In August 2013, thirty-one members of Congress sent a letter to Attorney General Eric Holder and FDIC Chairman Martin Gruenberg requesting a briefing of congressional staff members on the project. At the time, according to Breitbart.com, "the details of which were so obscure they did not yet know it had obtained the status of a federal initiative and was called 'Operation Choke Point.'" In response to that letter, according to the Breitbart report, "a Department of Justice official met with congressional staff members at the Capitol in late September, but refused to answer any questions about the project."

In an April 24, 2014, op-ed in the Wall Street Journal, American Banking Association president Frank Keating accused the Obama Justice Department of "compelling banks to deny service to unpopular but perfectly legal industries by threatening penalties." He added:

"Justice is pressuring banks to shut down accounts without pressing charges against a merchant or even establishing that the merchant broke the law. It's clear enough that there's fraud to shut down the account, Justice asserts, but apparently not clear enough for the highest law-enforcement agency in the land to prosecute."

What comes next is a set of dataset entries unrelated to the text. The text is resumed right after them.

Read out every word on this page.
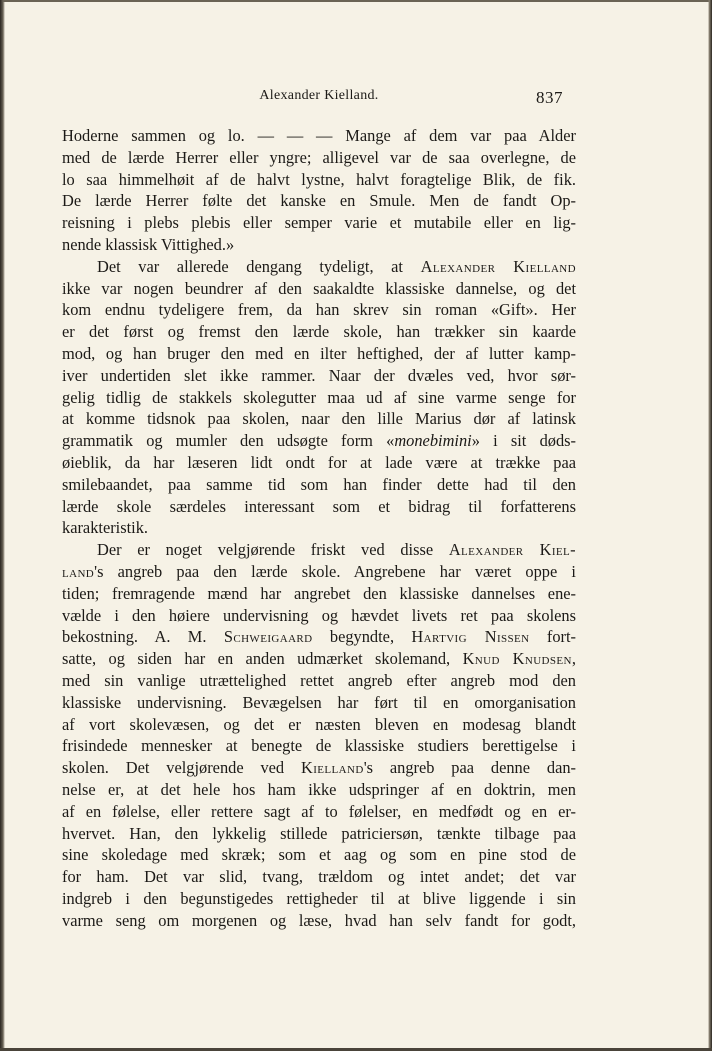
Alexander Kielland.	837
Hoderne sammen og lo. — — — Mange af dem var paa Alder
med de lærde Herrer eller yngre; alligevel var de saa overlegne, de
lo saa himmelhøit af de halvt lystne, halvt foragtelige Blik, de fik.
De lærde Herrer følte det kanske en Smule. Men de fandt Op-
reisning i plebs plebis eller semper varie et mutabile eller en lig-
nende klassisk Vittighed.»
Det var allerede dengang tydeligt, at Alexander Kielland
ikke var nogen beundrer af den saakaldte klassiske dannelse, og det
kom endnu tydeligere frem, da han skrev sin roman «Gift». Her
er det først og fremst den lærde skole, han trækker sin kaarde
mod, og han bruger den med en ilter heftighed, der af lutter kamp-
iver undertiden slet ikke rammer. Naar der dvæles ved, hvor sør-
gelig tidlig de stakkels skolegutter maa ud af sine varme senge for
at komme tidsnok paa skolen, naar den lille Marius dør af latinsk
grammatik og mumler den udsøgte form «monebimini» i sit døds-
øieblik, da har læseren lidt ondt for at lade være at trække paa
smilebaandet, paa samme tid som han finder dette had til den
lærde skole særdeles interessant som et bidrag til forfatterens
karakteristik.
Der er noget velgjørende friskt ved disse Alexander Kiel-
land's angreb paa den lærde skole. Angrebene har været oppe i
tiden; fremragende mænd har angrebet den klassiske dannelses ene-
vælde i den høiere undervisning og hævdet livets ret paa skolens
bekostning. A. M. Schweigaard begyndte, Hartvig Nissen fort-
satte, og siden har en anden udmærket skolemand, Knud Knudsen,
med sin vanlige utrættelighed rettet angreb efter angreb mod den
klassiske undervisning. Bevægelsen har ført til en omorganisation
af vort skolevæsen, og det er næsten bleven en modesag blandt
frisindede mennesker at benegte de klassiske studiers berettigelse i
skolen. Det velgjørende ved Kielland's angreb paa denne dan-
nelse er, at det hele hos ham ikke udspringer af en doktrin, men
af en følelse, eller rettere sagt af to følelser, en medfødt og en er-
hvervet. Han, den lykkelig stillede patriciersøn, tænkte tilbage paa
sine skoledage med skræk; som et aag og som en pine stod de
for ham. Det var slid, tvang, trældom og intet andet; det var
indgreb i den begunstigedes rettigheder til at blive liggende i sin
varme seng om morgenen og læse, hvad han selv fandt for godt,
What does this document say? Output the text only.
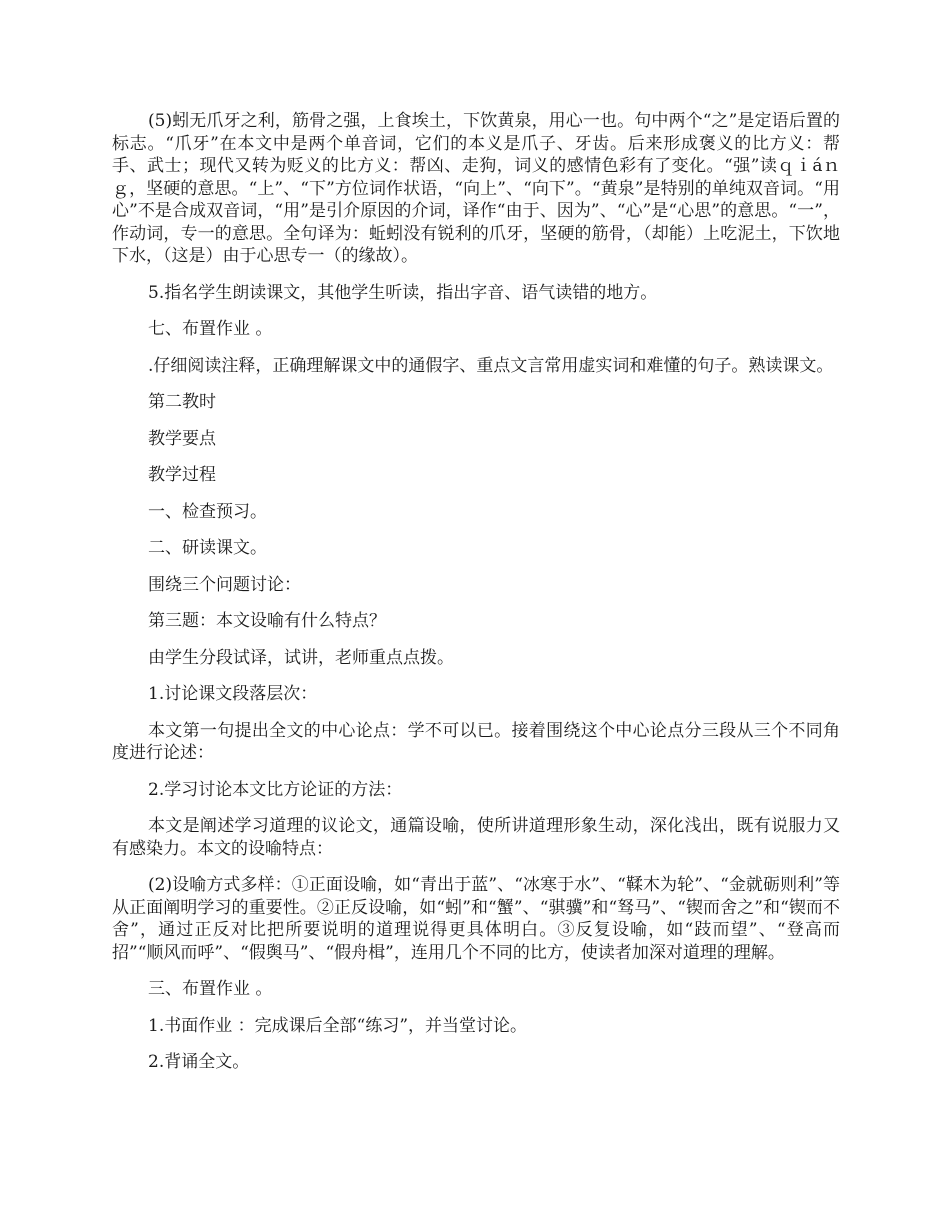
(5)蚓无爪牙之利，筋骨之强，上食埃土，下饮黄泉，用心一也。句中两个“之”是定语后置的标志。“爪牙”在本文中是两个单音词，它们的本义是爪子、牙齿。后来形成褒义的比方义：帮手、武士；现代又转为贬义的比方义：帮凶、走狗，词义的感情色彩有了变化。“强”读ｑｉáｎｇ，坚硬的意思。“上”、“下”方位词作状语，“向上”、“向下”。“黄泉”是特别的单纯双音词。“用心”不是合成双音词，“用”是引介原因的介词，译作“由于、因为”、“心”是“心思”的意思。“一”，作动词，专一的意思。全句译为：蚯蚓没有锐利的爪牙，坚硬的筋骨，（却能）上吃泥土，下饮地下水，（这是）由于心思专一（的缘故）。

5.指名学生朗读课文，其他学生听读，指出字音、语气读错的地方。

七、布置作业 。

.仔细阅读注释，正确理解课文中的通假字、重点文言常用虚实词和难懂的句子。熟读课文。

第二教时

教学要点

教学过程

一、检查预习。

二、研读课文。

围绕三个问题讨论：

第三题：本文设喻有什么特点？

由学生分段试译，试讲，老师重点点拨。

1.讨论课文段落层次：

本文第一句提出全文的中心论点：学不可以已。接着围绕这个中心论点分三段从三个不同角度进行论述：

2.学习讨论本文比方论证的方法：

本文是阐述学习道理的议论文，通篇设喻，使所讲道理形象生动，深化浅出，既有说服力又有感染力。本文的设喻特点：

(2)设喻方式多样：①正面设喻，如“青出于蓝”、“冰寒于水”、“鞣木为轮”、“金就砺则利”等从正面阐明学习的重要性。②正反设喻，如“蚓”和“蟹”、“骐骥”和“驽马”、“锲而舍之”和“锲而不舍”，通过正反对比把所要说明的道理说得更具体明白。③反复设喻，如“跂而望”、“登高而招”“顺风而呼”、“假舆马”、“假舟楫”，连用几个不同的比方，使读者加深对道理的理解。

三、布置作业 。

1.书面作业 ：完成课后全部“练习”，并当堂讨论。

2.背诵全文。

While the DOJ claims OCP was set up to combat massive consumer fraud, a May 29, 2014, report from the House Committee on Oversight and Government Reform strongly suggests that the primary target of OCP is the short-term lending industry, an entirely legal operation. And in a letter to Janet Yellen, the Chair of the Federal Reserve, sent that same week, House Financial Services Committee Chairman Jeb Hensarling warned: "The introduction of subjective criteria like 'reputation risk' into prudential bank supervision can all too easily become a pretext for the advancement of political objectives."

"The highly secretive Operation Choke Point program is another abuse of power by the Obama administration. The federal government has no business forcing private sector banks and companies to choke off legitimate businesses that have broken no laws or have been charged with no crimes. President Obama cannot get Congress to target businesses on his political hit list, so he's allowed his appointees to abuse their authority by choking off companies that offend liberal sensibilities," said Judicial Watch President Tom Fitton. "Ironically, one of the 'high risk' indicators of fraud is a lack of transparency and non-disclosure. The Department of Justice won't obey the Freedom of Information Act and disclose basic information as required about Operation Choke Point. Indeed, Attorney Eric Holder has turned his Justice Department into an agency that is one of the worst violators of FOIA. Maybe the Obama administration should stop strong-arming banks, and focus on policing its own well-deserved 'reputational risk' for fraud."